Tuna Princess by Daisy Rockwell
**Mohamed Mahmood Alessa was arrested with his friend (and co-conspirator) on the way to join a militant group in Somalia. His mother has said that he wanted to take his cat, Tuna Princess, with him, but she did not allow it and they argued. **
Acrylic on wooden panel, 14″ x 14″
I haven’t unpacked my bags yet. Just yesterday I was in North Adams, Massachusetts, where I had driven on Thursday to attend the opening of Rasgulla, Daisy Rockwell’s art-show. (Daisy is a wonderful artist whose work I hadn’t known about till only a few months ago; I have met her since, and regard her as a close friend.) The exhibition in North Adams of Diasy’s paintings draws upon the idea of what Sanskrit aestheticians called “rasas,” the nine perfected moods, distillations of human emotions into a pure form. An important part of the exhibition is Daisy’s exploration of “political rasas,” her attempt to take fleeting news-images of public figures and turn them into physical objects. You see the painting of the Ayatollah in a purple forest; Barack Obama as a boy, standing on the tarmac with his father’s arms around him; Sarah Palin, wearing red shoes, sitting on a sofa, surrounded by dead animals. For me, the greatest interest lay in Daisy’s paintings of those accused of terrorist acts. I have long held that many of the writers and artists working in the aftermath of 9/11 have presented a faux familiarity with the so-called terrorist mind. Daisy’s art makes no such claims. It returns us to what is real–and therefore surprising–about human lives. She has painted portraits of Osama bin Laden and Mullah Omar, and there must be some bravery involved in putting these up on the walls of a gallery, but what Daisy is especially good at is painting those one would call ordinary terrorists. These are people who might be behind bars but in the paintings emerge as individuals, as individuals who are neither particularly heroic nor particularly villainous. This isn’t what DeLillo was writing about in a story that invoked Gerhard Richter–this isn’t about a viewer seeing that even terrorists can be forgiven. There is too much irony in Daisy’s paintings, and often, also glitter. There is ambiguity, perhaps, and more than that, a plain sense of attention. It is as if in an effort to find more about the world in which we are living, a world where the war on terror is a fact, the artist has finally found a human face.

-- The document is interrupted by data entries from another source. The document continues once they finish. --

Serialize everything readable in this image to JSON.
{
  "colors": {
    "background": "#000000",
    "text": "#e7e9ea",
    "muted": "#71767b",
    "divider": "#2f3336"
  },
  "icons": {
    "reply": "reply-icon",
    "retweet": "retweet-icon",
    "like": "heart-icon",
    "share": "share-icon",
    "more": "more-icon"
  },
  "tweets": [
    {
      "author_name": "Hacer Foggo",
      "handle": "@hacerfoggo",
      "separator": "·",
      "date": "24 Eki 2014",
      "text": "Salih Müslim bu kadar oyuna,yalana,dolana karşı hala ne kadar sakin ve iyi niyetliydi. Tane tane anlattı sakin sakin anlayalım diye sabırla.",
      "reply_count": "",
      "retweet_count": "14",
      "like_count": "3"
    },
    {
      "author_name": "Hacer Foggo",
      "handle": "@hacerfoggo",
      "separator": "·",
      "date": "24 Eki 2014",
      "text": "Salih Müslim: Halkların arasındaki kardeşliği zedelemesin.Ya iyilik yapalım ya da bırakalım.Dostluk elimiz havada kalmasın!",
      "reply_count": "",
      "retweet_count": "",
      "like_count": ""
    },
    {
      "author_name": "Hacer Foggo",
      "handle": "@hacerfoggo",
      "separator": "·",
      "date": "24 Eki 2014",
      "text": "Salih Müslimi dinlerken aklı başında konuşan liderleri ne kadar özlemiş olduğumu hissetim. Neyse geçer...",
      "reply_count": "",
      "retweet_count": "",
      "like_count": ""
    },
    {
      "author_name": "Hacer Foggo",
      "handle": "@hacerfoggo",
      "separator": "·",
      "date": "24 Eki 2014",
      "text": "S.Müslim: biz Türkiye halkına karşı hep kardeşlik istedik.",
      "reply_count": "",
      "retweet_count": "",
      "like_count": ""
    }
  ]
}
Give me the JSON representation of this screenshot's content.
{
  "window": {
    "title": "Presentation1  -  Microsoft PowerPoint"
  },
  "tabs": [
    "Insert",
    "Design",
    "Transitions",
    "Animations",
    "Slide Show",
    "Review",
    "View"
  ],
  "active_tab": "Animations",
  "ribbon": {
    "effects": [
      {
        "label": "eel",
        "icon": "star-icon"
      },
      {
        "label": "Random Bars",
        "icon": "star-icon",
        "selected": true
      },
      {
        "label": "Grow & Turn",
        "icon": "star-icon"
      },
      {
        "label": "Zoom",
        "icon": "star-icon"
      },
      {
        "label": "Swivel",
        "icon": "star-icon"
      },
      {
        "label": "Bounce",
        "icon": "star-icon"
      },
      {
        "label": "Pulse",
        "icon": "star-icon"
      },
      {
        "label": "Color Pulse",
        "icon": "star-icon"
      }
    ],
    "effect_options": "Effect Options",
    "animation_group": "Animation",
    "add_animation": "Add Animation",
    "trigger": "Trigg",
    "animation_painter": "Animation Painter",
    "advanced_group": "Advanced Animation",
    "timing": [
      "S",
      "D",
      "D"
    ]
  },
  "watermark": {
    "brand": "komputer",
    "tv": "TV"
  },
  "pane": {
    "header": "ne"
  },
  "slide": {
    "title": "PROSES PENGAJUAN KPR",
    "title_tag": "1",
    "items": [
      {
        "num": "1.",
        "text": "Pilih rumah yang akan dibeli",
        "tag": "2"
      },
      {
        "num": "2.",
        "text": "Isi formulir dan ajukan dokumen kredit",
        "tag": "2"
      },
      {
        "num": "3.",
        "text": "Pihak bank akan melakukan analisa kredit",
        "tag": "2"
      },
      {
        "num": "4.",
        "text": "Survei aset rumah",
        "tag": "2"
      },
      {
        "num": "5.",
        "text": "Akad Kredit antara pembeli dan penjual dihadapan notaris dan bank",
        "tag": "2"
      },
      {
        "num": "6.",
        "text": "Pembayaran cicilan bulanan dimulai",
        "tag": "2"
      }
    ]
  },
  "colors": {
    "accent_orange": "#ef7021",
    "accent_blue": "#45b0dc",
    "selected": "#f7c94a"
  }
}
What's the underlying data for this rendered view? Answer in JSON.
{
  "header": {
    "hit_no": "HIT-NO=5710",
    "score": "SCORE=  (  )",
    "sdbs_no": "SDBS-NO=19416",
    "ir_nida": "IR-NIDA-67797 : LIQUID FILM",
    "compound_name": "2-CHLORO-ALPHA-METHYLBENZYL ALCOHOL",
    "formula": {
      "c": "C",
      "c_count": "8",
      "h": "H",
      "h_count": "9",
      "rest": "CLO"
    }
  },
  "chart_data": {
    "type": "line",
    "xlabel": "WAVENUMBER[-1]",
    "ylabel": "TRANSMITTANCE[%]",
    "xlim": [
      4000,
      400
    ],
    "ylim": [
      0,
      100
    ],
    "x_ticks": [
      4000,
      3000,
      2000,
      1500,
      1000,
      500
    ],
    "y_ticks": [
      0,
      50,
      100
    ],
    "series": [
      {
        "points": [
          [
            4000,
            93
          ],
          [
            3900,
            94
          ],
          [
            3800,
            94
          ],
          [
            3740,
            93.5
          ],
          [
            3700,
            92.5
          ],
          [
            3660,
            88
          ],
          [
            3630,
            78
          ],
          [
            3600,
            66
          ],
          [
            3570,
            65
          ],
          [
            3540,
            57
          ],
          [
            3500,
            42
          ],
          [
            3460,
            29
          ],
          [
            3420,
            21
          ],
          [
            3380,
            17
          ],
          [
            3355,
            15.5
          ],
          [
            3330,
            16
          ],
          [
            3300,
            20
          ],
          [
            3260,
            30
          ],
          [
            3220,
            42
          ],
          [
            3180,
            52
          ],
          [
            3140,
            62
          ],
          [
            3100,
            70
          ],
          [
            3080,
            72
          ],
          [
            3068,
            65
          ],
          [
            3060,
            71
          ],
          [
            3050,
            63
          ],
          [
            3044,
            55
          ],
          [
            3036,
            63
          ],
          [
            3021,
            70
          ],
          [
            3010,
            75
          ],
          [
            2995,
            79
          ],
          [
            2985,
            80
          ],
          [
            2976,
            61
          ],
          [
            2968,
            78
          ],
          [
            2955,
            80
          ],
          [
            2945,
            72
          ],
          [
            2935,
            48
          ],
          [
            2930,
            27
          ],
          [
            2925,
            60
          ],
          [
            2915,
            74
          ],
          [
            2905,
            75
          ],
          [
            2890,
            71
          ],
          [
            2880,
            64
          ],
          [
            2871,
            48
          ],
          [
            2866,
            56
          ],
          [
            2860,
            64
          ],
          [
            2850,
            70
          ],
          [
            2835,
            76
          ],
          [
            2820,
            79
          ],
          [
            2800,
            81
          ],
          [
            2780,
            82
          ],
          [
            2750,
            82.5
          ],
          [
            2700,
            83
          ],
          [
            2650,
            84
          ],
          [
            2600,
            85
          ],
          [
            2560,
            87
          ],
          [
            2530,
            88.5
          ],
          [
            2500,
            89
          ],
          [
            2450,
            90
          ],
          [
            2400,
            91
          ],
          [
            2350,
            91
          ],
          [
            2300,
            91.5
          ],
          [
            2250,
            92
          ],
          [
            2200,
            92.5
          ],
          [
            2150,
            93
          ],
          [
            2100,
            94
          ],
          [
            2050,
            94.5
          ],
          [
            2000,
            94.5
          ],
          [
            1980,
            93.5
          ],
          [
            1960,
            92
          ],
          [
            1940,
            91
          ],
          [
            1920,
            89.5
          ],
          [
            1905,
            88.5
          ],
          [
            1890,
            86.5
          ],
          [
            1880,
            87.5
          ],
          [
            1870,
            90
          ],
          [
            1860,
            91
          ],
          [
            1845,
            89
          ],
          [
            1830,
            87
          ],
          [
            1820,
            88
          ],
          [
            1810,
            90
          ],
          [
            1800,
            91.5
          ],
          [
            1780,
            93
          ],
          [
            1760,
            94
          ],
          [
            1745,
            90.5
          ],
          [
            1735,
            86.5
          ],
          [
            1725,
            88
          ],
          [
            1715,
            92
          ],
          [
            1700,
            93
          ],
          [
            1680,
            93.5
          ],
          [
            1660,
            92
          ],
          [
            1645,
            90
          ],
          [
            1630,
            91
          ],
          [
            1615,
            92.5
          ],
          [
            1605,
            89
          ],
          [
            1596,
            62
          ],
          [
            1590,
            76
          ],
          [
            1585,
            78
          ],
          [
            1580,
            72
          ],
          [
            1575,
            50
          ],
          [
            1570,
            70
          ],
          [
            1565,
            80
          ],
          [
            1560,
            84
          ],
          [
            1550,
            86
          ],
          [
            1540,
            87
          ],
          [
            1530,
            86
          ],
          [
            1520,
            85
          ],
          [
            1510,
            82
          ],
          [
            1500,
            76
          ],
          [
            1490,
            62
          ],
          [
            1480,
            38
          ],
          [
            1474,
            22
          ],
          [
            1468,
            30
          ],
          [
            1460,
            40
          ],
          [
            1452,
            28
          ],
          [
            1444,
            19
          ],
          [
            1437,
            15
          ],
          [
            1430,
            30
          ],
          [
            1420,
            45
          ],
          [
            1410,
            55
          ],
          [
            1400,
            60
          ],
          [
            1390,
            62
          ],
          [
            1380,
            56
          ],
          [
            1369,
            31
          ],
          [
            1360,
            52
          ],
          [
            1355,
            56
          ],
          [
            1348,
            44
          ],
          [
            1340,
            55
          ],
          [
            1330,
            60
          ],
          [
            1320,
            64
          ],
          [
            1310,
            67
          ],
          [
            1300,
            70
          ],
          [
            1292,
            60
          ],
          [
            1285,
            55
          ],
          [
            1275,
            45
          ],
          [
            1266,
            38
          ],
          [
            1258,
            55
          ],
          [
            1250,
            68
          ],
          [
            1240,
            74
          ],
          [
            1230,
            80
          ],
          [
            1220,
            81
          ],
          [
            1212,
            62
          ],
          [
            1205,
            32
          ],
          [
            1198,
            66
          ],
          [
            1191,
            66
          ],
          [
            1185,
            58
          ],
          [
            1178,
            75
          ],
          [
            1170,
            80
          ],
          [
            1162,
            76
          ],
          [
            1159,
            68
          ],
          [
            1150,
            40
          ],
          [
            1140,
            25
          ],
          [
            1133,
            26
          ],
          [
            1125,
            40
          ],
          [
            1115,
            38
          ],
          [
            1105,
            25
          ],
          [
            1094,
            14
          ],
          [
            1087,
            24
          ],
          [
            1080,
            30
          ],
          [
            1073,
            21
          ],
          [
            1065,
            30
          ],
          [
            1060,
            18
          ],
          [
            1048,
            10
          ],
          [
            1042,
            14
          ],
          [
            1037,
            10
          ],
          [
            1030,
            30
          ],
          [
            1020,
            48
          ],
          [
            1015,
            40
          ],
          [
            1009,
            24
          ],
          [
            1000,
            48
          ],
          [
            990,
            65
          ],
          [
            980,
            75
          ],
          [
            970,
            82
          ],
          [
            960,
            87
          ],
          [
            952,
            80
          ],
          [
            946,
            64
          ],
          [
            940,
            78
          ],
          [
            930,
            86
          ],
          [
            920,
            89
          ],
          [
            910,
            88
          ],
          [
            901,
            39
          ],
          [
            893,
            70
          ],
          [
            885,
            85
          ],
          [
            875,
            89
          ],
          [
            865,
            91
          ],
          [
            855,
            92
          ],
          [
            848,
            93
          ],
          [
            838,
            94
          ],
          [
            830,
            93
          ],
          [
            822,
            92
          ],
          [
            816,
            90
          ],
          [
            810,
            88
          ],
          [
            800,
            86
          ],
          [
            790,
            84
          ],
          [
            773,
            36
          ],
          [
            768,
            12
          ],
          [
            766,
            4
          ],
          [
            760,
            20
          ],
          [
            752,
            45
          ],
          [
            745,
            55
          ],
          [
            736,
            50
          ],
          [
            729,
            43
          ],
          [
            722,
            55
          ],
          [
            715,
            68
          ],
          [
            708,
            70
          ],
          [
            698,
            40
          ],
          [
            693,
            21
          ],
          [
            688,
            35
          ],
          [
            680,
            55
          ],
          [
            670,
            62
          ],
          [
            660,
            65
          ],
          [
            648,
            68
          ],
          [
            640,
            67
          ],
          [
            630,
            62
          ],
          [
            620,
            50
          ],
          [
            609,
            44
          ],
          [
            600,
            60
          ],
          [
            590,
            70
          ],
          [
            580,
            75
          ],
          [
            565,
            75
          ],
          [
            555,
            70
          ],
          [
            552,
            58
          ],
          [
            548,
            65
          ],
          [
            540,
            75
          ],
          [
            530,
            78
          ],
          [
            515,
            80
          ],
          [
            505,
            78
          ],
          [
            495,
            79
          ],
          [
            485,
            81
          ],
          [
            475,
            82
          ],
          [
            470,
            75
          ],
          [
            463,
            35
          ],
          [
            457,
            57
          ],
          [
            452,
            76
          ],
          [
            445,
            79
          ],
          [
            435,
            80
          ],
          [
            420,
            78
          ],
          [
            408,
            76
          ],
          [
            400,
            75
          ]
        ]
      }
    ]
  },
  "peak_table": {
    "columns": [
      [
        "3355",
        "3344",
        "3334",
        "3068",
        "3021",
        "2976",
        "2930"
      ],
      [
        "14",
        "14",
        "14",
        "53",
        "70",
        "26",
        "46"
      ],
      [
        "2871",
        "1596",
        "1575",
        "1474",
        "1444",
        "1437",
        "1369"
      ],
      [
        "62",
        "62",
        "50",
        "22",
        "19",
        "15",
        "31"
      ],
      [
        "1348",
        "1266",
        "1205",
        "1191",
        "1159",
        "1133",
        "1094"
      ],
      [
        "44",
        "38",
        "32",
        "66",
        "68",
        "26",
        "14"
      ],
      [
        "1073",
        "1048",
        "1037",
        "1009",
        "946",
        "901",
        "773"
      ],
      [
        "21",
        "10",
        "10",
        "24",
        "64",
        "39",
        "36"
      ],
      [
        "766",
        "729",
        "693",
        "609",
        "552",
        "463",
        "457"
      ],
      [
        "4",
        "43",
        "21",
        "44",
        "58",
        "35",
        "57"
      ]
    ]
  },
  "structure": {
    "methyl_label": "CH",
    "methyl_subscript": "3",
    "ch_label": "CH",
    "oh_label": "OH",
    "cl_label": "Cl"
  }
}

But the state lacks all subtlety. Earlier this evening, I read that a six-year-old girl from Ohio, Alyssa Thomas, has been put on a “no-fly” list. Her father, Santhosh Thomas, a doctor, has readily admitted that Alyssa has probably been mean to her sister in the past. And added, “She may have threatened her sister, but I don’t think that constitutes Homeland Security triggers.” I think Daisy should paint the portrait of this little terrorist.